AD Agencies
Sharma takes the wheel as Omnicom and IPG merge their Indian media empires
MUMBAI:The media marriage is official, and India has its ringmaster. Kartik Sharma has been handed the keys to Omnicom Media India, the freshly minted behemoth born from the $30 bIillion merger of Omnicom and IPG—the deal that will create the world’s largest advertising and marketing colossus by revenue.
Sharma, who has steered Omnicom Media Group India since 2020, will now preside over the delicate task of fusing two sprawling media operations into a single, muscle-bound trading machine. His deputy? Amardeep Singh, elevated to chief operating officer. And keeping a watchful eye as strategic adviser: Shashi Sinha, the industry veteran who previously helmed IPG Mediabrands and is now tasked with steering the combined ship across India.
It’s a power trio with a Herculean to-do list. Sharma’s immediate brief: preserve marquee client mandates whilst stitching together disparate trading desks, measurement frameworks and identity infrastructure across linear TV, connected TV, over-the-top platforms and performance channels. The prize? Pooled buying clout in a softer gross rating point market, standardised brand-lift metrics for multinational clients, and a crack at lucrative retail media and commerce mandates.

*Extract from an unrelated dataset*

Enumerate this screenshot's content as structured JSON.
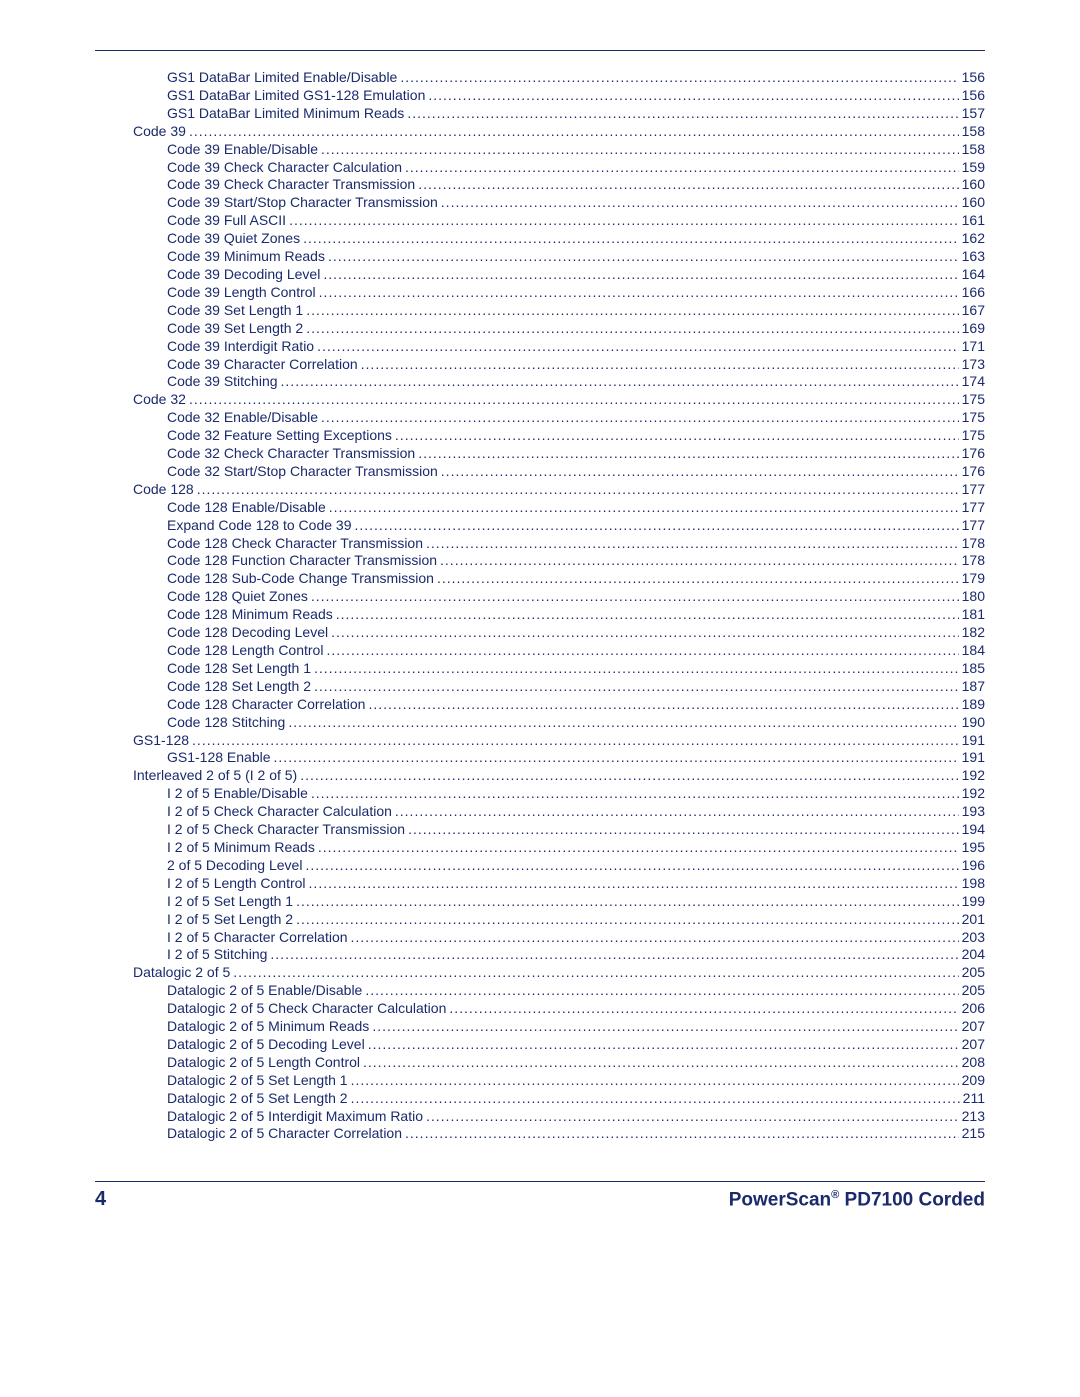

The merger—announced in December 2024 with targeted cost synergies of around $750 million —has been hoovering up regulatory approvals through 2025 and is expected to close in the second half of the year. For India, the combined portfolio is a veritable smorgasbord: marquee media brands from both stables and a client roster spanning fast-moving consumer goods, automotive, technology, banking and e-commerce.
Industry watchers reckon the merged operation will run a unified profit-and-loss account with a common trading desk and conflict-management protocols for touchy categories. Legacy agency brands—OMD, PHD, Hearts and Science, UM, Initiative and Mediahub—will likely continue facing clients in the near term whilst back-end tech, analytics, finance and billing get quietly consolidated behind the scenes.
Execution risk? Plenty. Stitching together platforms, reconciling data taxonomies and aligning commercial terms is no small feat. But the scale story is compelling: a broader toolkit and more negotiating heft for clients, assuming the integration doesn’t implode mid-flight.
Globally, Omnicom has positioned the tie-up as creating the industry’s most innovative platform. In India, that ambition now rests squarely on Sharma’s shoulders. With regulatory sign-offs progressing and the deal on track to close later this year, attention will turn sharply to pitch outcomes, connected TV wins, retail-media conquests—and whether this newly assembled juggernaut can convert sheer scale into market-share gains.
Meanwhile, Sinha’s appointment extends beyond India. An internal memo from Tony Harradine, chief executive for Asia-Pacific, confirmed that Sinha will advise the combined Omnicom-IPG media unit across the entire region, lending his decades of nous to what promises to be a fiendishly complex integration.
The merger may be a done deal on paper, but the real test begins now: can Sharma & Co. turn two rival operations into one well-oiled machine—or will the wheels come off before the ink dries?